To allow researchers to explore the data in the Clinical Research Data Warehouse (CRDW) prior to making a data request, the CRI operates a cohort discovery tool called BSD Leaf.
Leaf is a powerful self-service tool which provides UChicago investigators a user-friendly interface for querying de-identified electronic health record (EHR) data sourced from the UChicago Medicine (UCM) patient population. Leaf interacts directly with a regularly refreshed subset of data, derived from the EHR and encoded in the OMOP Common Data Model (CDM), and gives users the ability to build and explore cohorts in real time. Simple drag-and-drop functionality lets users quickly build an ad hoc query of the EHR, execute the query, and provide a breakdown of the cohort it discovered.
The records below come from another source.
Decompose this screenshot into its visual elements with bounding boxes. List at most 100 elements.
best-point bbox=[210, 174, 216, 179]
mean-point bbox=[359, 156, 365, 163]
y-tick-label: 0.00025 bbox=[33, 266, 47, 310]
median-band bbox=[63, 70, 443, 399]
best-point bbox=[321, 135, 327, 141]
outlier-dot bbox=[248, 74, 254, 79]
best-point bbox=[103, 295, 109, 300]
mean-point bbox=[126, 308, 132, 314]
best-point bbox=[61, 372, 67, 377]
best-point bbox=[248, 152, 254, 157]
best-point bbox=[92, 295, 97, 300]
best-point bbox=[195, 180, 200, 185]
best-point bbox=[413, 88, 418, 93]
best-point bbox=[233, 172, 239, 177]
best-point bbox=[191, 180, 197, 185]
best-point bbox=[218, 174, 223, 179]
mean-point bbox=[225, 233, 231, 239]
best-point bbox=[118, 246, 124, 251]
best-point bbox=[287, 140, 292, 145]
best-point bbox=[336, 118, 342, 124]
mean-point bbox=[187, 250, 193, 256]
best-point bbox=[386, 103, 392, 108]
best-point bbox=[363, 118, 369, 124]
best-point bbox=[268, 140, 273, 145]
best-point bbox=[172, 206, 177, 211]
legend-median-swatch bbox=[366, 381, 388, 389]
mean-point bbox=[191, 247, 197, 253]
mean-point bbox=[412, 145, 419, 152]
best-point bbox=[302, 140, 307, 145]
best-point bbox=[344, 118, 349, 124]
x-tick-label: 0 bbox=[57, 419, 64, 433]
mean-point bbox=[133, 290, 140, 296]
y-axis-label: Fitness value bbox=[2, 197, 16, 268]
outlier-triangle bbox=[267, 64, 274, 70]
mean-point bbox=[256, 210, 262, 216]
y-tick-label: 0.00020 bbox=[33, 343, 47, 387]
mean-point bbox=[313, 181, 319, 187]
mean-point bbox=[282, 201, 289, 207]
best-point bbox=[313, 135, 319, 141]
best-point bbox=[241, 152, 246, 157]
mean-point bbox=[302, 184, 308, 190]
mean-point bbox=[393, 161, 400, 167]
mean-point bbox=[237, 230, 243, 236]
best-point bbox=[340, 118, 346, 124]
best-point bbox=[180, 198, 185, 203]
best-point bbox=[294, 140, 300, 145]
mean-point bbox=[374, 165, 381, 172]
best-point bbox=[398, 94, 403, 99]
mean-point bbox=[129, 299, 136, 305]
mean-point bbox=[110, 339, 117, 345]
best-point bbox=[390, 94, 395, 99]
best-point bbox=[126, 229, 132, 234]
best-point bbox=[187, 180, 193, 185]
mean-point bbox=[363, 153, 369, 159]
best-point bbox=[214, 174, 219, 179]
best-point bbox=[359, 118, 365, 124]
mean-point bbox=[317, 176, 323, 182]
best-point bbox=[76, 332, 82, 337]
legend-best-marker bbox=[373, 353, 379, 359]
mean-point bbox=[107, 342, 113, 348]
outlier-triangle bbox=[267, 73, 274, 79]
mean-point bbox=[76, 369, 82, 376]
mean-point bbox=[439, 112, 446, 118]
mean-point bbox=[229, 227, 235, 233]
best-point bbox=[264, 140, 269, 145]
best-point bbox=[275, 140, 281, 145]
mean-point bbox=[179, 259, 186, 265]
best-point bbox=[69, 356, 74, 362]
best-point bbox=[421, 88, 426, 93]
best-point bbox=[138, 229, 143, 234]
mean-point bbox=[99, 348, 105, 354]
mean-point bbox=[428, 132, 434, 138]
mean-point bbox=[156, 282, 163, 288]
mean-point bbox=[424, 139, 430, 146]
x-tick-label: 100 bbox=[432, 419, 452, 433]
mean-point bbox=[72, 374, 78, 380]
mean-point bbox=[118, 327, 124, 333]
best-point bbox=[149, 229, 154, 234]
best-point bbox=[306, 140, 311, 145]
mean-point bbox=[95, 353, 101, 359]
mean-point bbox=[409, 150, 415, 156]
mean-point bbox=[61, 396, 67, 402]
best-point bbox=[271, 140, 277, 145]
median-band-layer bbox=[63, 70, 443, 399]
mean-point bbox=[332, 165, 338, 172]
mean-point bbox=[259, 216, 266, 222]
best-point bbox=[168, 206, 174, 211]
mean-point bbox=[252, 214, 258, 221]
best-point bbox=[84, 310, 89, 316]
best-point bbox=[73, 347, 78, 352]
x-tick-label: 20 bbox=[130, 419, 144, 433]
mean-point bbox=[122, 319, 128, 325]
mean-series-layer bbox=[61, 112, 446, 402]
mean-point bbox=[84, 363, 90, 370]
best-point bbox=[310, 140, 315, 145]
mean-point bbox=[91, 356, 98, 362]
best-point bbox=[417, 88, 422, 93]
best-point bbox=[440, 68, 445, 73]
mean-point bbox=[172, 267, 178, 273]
The primary use case for Leaf is cohort discovery. For example:
- The data in Leaf (including demographics, encounters, procedures, diagnoses, labs, medications) can help investigators answer a variety of preparatory-to-research questions about the patient population.
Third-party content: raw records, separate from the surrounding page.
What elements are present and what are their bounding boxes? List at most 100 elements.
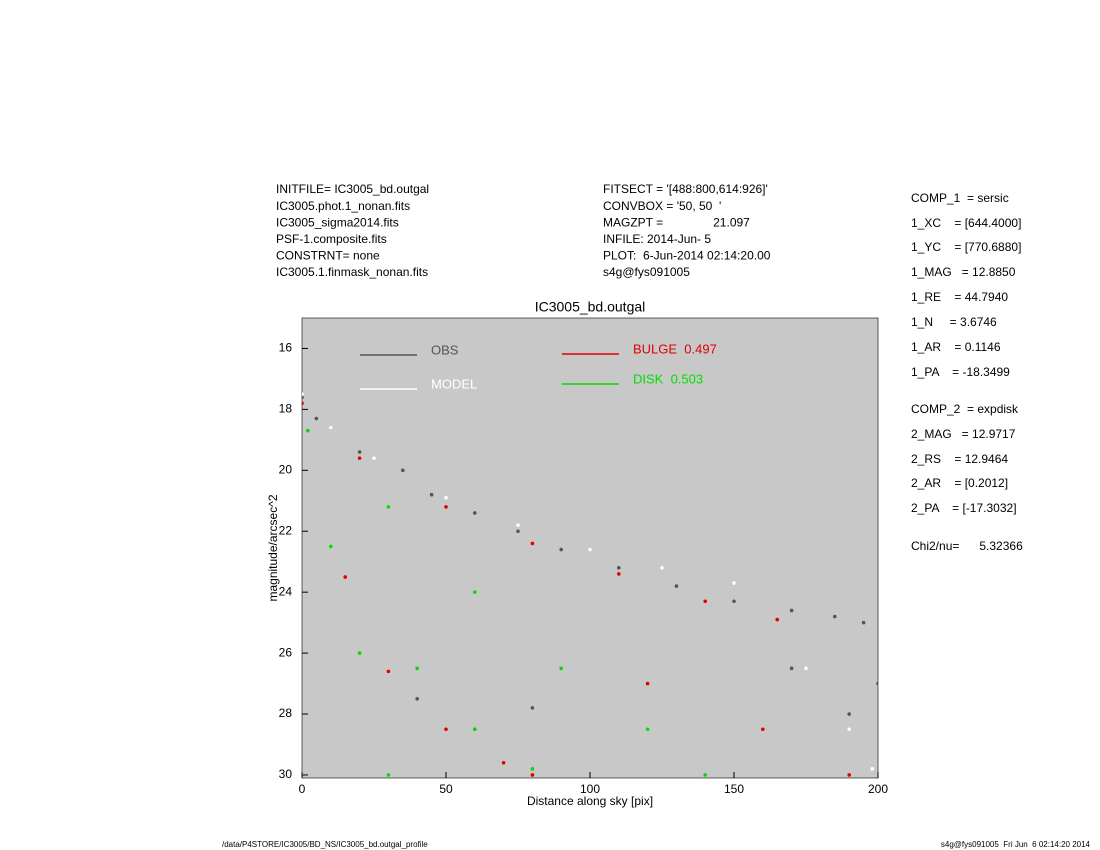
point	[305, 428, 310, 433]
footer-left: /data/P4STORE/IC3005/BD_NS/IC3005_bd.out…	[222, 840, 428, 849]
point	[847, 773, 851, 777]
fit-parameter: Chi2/nu= 5.32366	[911, 539, 1023, 553]
point	[372, 456, 376, 460]
fit-parameter: 2_RS = 12.9464	[911, 452, 1008, 466]
point	[357, 651, 362, 655]
footer-right: s4g@fys091005 Fri Jun 6 02:14:20 2014	[941, 840, 1091, 849]
x-tick-label: 200	[868, 782, 888, 796]
point	[401, 468, 405, 473]
series	[302, 392, 875, 771]
point	[789, 666, 794, 671]
point	[847, 712, 851, 716]
y-tick-label: 30	[279, 767, 293, 781]
header-left-line: IC3005_sigma2014.fits	[276, 215, 399, 229]
series	[305, 428, 707, 777]
point	[314, 416, 319, 421]
y-axis-label: magnitude/arcsec^2	[266, 494, 280, 601]
point	[444, 505, 448, 509]
point	[847, 727, 851, 732]
x-tick-label: 0	[299, 782, 306, 796]
fit-parameter: 1_YC = [770.6880]	[911, 240, 1021, 254]
y-tick-label: 16	[279, 341, 293, 355]
point	[588, 547, 592, 552]
point	[429, 492, 434, 497]
point	[559, 547, 563, 552]
fit-parameter: 1_N = 3.6746	[911, 315, 997, 329]
point	[530, 541, 535, 546]
point	[703, 599, 707, 604]
y-tick-label: 22	[279, 523, 293, 537]
point	[703, 773, 707, 777]
legend-label: MODEL	[431, 376, 477, 391]
point	[876, 681, 878, 686]
fit-parameter: 1_PA = -18.3499	[911, 365, 1010, 379]
x-tick-label: 150	[724, 782, 744, 796]
point	[516, 523, 520, 527]
point	[501, 760, 506, 765]
point	[516, 529, 520, 534]
legend-label: OBS	[431, 342, 459, 357]
y-tick-label: 18	[279, 402, 293, 416]
chart-title: IC3005_bd.outgal	[535, 299, 646, 315]
point	[357, 450, 362, 454]
point	[732, 599, 736, 604]
point	[357, 456, 362, 460]
point	[530, 706, 535, 710]
point	[617, 572, 621, 576]
y-tick-label: 26	[279, 645, 293, 659]
header-left-line: PSF-1.composite.fits	[276, 232, 387, 246]
header-mid-line: FITSECT = '[488:800,614:926]'	[603, 182, 768, 196]
point	[329, 425, 333, 430]
point	[386, 505, 391, 509]
y-tick-label: 24	[279, 584, 293, 598]
x-axis-label: Distance along sky [pix]	[527, 794, 653, 808]
point	[473, 590, 477, 594]
fit-parameter: 1_AR = 0.1146	[911, 340, 1001, 354]
point	[386, 773, 391, 777]
header-left-line: CONSTRNT= none	[276, 249, 380, 263]
fit-parameter: COMP_1 = sersic	[911, 191, 1009, 205]
point	[870, 767, 875, 771]
point	[444, 727, 448, 732]
header-mid-line: INFILE: 2014-Jun- 5	[603, 232, 711, 246]
point	[660, 566, 664, 570]
x-tick-label: 50	[439, 782, 453, 796]
point	[329, 544, 333, 549]
point	[473, 727, 477, 732]
y-tick-label: 20	[279, 462, 293, 476]
fit-parameter: 2_AR = [0.2012]	[911, 476, 1008, 490]
fit-parameter: 1_XC = [644.4000]	[911, 216, 1021, 230]
point	[645, 681, 650, 686]
header-mid-line: PLOT: 6-Jun-2014 02:14:20.00	[603, 249, 771, 263]
point	[732, 581, 736, 585]
point	[674, 584, 679, 588]
legend-label: DISK 0.503	[633, 371, 703, 386]
point	[386, 669, 391, 674]
header-left-line: INITFILE= IC3005_bd.outgal	[276, 182, 429, 196]
point	[302, 401, 304, 406]
x-tick-label: 100	[580, 782, 600, 796]
point	[302, 395, 304, 400]
point	[775, 617, 779, 622]
point	[833, 614, 837, 619]
point	[473, 511, 477, 515]
point	[415, 666, 420, 671]
point	[645, 727, 650, 732]
y-tick-label: 28	[279, 706, 293, 720]
point	[617, 566, 621, 570]
fit-parameter: 1_RE = 44.7940	[911, 290, 1008, 304]
header-mid-line: CONVBOX = '50, 50 '	[603, 199, 721, 213]
fit-parameter: 2_MAG = 12.9717	[911, 427, 1016, 441]
legend-label: BULGE 0.497	[633, 341, 717, 356]
fit-parameter: COMP_2 = expdisk	[911, 402, 1019, 416]
point	[444, 495, 448, 500]
header-mid-line: s4g@fys091005	[603, 265, 690, 279]
series	[302, 401, 851, 777]
point	[559, 666, 563, 671]
point	[530, 773, 535, 777]
point	[761, 727, 765, 732]
point	[530, 767, 535, 771]
header-left-line: IC3005.1.finmask_nonan.fits	[276, 265, 428, 279]
point	[302, 392, 304, 396]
- Leaf is a useful tool to help an investigator determine if there are enough patients within the hospital system who have a given set of conditions matching the recruitment criteria for a trial.
- It can also help with planning and designing an existing study or submitting a grant proposal.
These results can inform data requests for de-identified or IRB-approved identified data, as well as helping researchers to formulate hypotheses and identify potential cohorts for research studies and clinical trials.